Posted Dec 02 2008 9:26pm
Being a part of a family and a community is good for the soul. Our society is often isolationist driven, which encourages poor mental health. Keeping in communication with our friends and family - especially having these people to depend on when you are in need can be the difference between living a happy and satisfied life, or living a life of loneliness, depression, and misery.
A great example of this is the relationship I have with my husband, who is also my best friend. My husband, Luis, and I learned early on in our marriage that I cannot find my way out of a brown paper bag. My history of being lost is extensive. Now something you should know about Luis and I is that we are opposites in almost every way. He is big, I am little. He is dark, I am fair. He is quiet, I am loud. And, of course, I am usually lost. He is usually not.
This is Luis and a friend of ours we recently met on vacation.
In the nearly ten years we have been married I have cell phoned him many times, typically once or twice a year, to announce that I am lost – I don’t know where – and he needs to get me home. Never has Luis lost his temper or gotten upset with me over this. The man realizes I am directionally challenged at a deep and genetic level, so therefore focuses on the task at hand – saving my hind-in – and then calmly goes about his business.
Below is an example of a typical exchange between us while I am in “OH-MY-GOD-I’M-LOST-PANIC-MODE” - -
Stressed out and panicked, I realize I have taken fourteen wrong turns and am heading for what looks like “the middle of no where,” I immediately call Luis’s cell phone.
Luis answers with tension in his voice, “Hey, I’m in middle of a meeting.”
I choke on my words and shout, “I’M LOST!!!”
“Okay,” he says patiently (knowing the entire office is listening in to his personal conversation), “where are you?”
“Uh…. If I knew THAT, I wouldn’t be lost!”
“No, I meant what street are you on?”
“I don’t know! But I’m really lost!”
“Tell me what street you pass next,” he says.
Long pause as I drive in confusion.
“Hey! I just passed Main Street.”
“That’s good! Now, what city are you in?”
My answer: “I don’t know. I’m lost!”
I know he’s rolled his eyes because I can hear the office chuckling in the background, “Where were you going? Are you North or South in Chicagoland?”
“Alright, what buildings are nearby? Maybe we can figure it out.”
“TACO BELL!” I shout, “I’m on the corner of Main and Taco Bell!”
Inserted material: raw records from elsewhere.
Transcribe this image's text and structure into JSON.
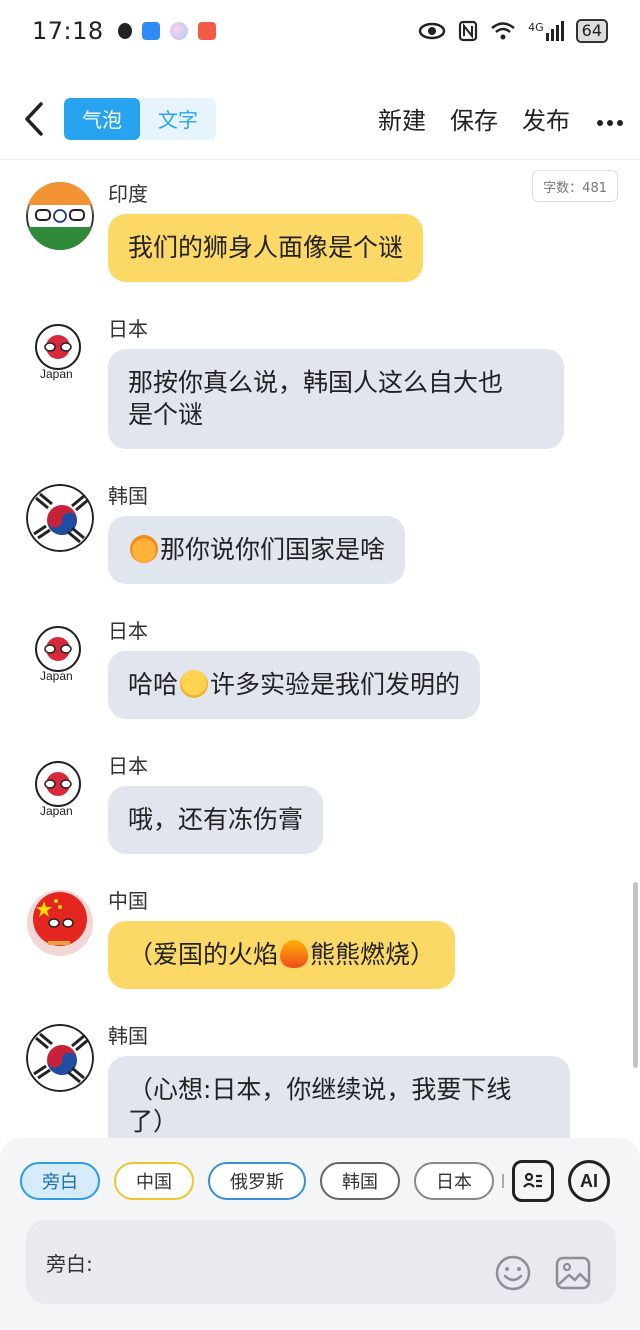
{
  "status_bar": {
    "time": "17:18",
    "network": "4G",
    "battery": "64"
  },
  "top_bar": {
    "mode_bubble": "气泡",
    "mode_text": "文字",
    "new_label": "新建",
    "save_label": "保存",
    "publish_label": "发布"
  },
  "char_count": "字数：481",
  "messages": [
    {
      "sender": "印度",
      "text": "我们的狮身人面像是个谜",
      "style": "yellow"
    },
    {
      "sender": "日本",
      "line1": "那按你真么说，韩国人这么自大也",
      "line2": "是个谜",
      "style": "gray",
      "avatar_text": "Japan"
    },
    {
      "sender": "韩国",
      "text": "那你说你们国家是啥",
      "style": "gray"
    },
    {
      "sender": "日本",
      "text_a": "哈哈",
      "text_b": "许多实验是我们发明的",
      "style": "gray",
      "avatar_text": "Japan"
    },
    {
      "sender": "日本",
      "text": "哦，还有冻伤膏",
      "style": "gray",
      "avatar_text": "Japan"
    },
    {
      "sender": "中国",
      "text_a": "（爱国的火焰",
      "text_b": "熊熊燃烧）",
      "style": "yellow"
    },
    {
      "sender": "韩国",
      "line1": "（心想:日本，你继续说，我要下线",
      "line2": "了）",
      "style": "gray"
    }
  ],
  "bottom": {
    "chips": [
      "旁白",
      "中国",
      "俄罗斯",
      "韩国",
      "日本"
    ],
    "ai_label": "AI",
    "input_prefix": "旁白:",
    "input_placeholder": ""
  },
  "colors": {
    "accent": "#27a3ef",
    "bubble_gray": "#e1e6ee",
    "bubble_yellow": "#fcd867"
  }
}
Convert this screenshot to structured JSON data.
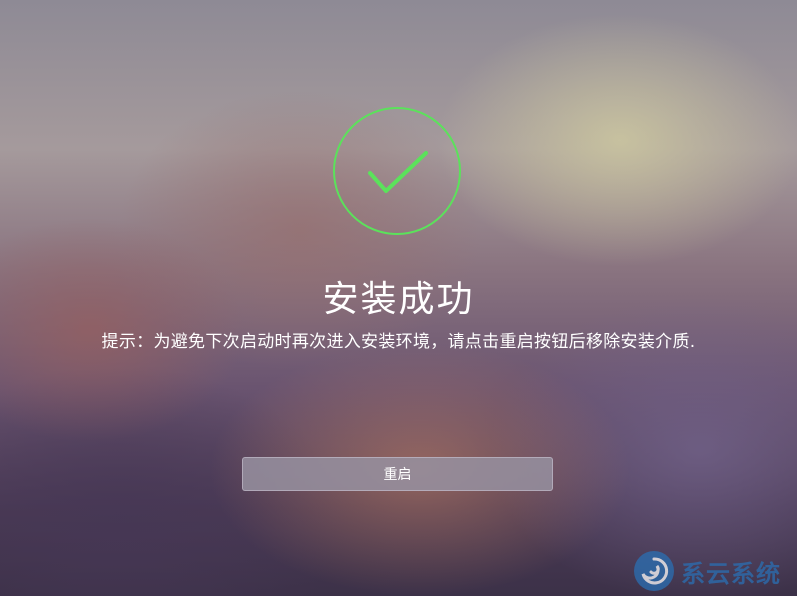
{
  "screen": {
    "title": "安装成功",
    "hint": "提示：为避免下次启动时再次进入安装环境，请点击重启按钮后移除安装介质.",
    "restart_label": "重启",
    "success_icon": "checkmark-circle-icon",
    "success_color": "#5be25b"
  },
  "watermark": {
    "text": "系云系统",
    "logo_icon": "swirl-logo-icon",
    "color": "#2a6fb3"
  }
}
“There are only two Taco Bell’s near a Main Street that I know of - are you coming up to a church?”
“YES!” I screech.
“No problem, you’re two towns over; take two lefts, a right, another left and you’ll be over in our territory.”
And suddenly all the lights and sounds and distractions fade. I am no longer scared and it feels like Luis and I are there together. My eyes tear up and my nose prickles and he says, “are you okay?” Smiling while I drive, I tell him, “THIS is why I married you - THIS moment in time! I married you because you take away all the confusion, you hold my hand, and I know I’m not alone. I love you.” I know he’s smiling too.
“I love you.” In the background I hear a chorus of “awww’s” from the office staff and we hang up.
When you build and nurture family and friends, you are building and nurturing a support network. A place where you can feel safe and satisfied with who you are. You can feel better about yourself and less depressed when you have a community around to help you find your way when you are lost (both emotionally and literally); just like my husband, Luis, does for me. It is about building community and about building good mental health.
Build community and share of yourself – make a difference in the lives of others.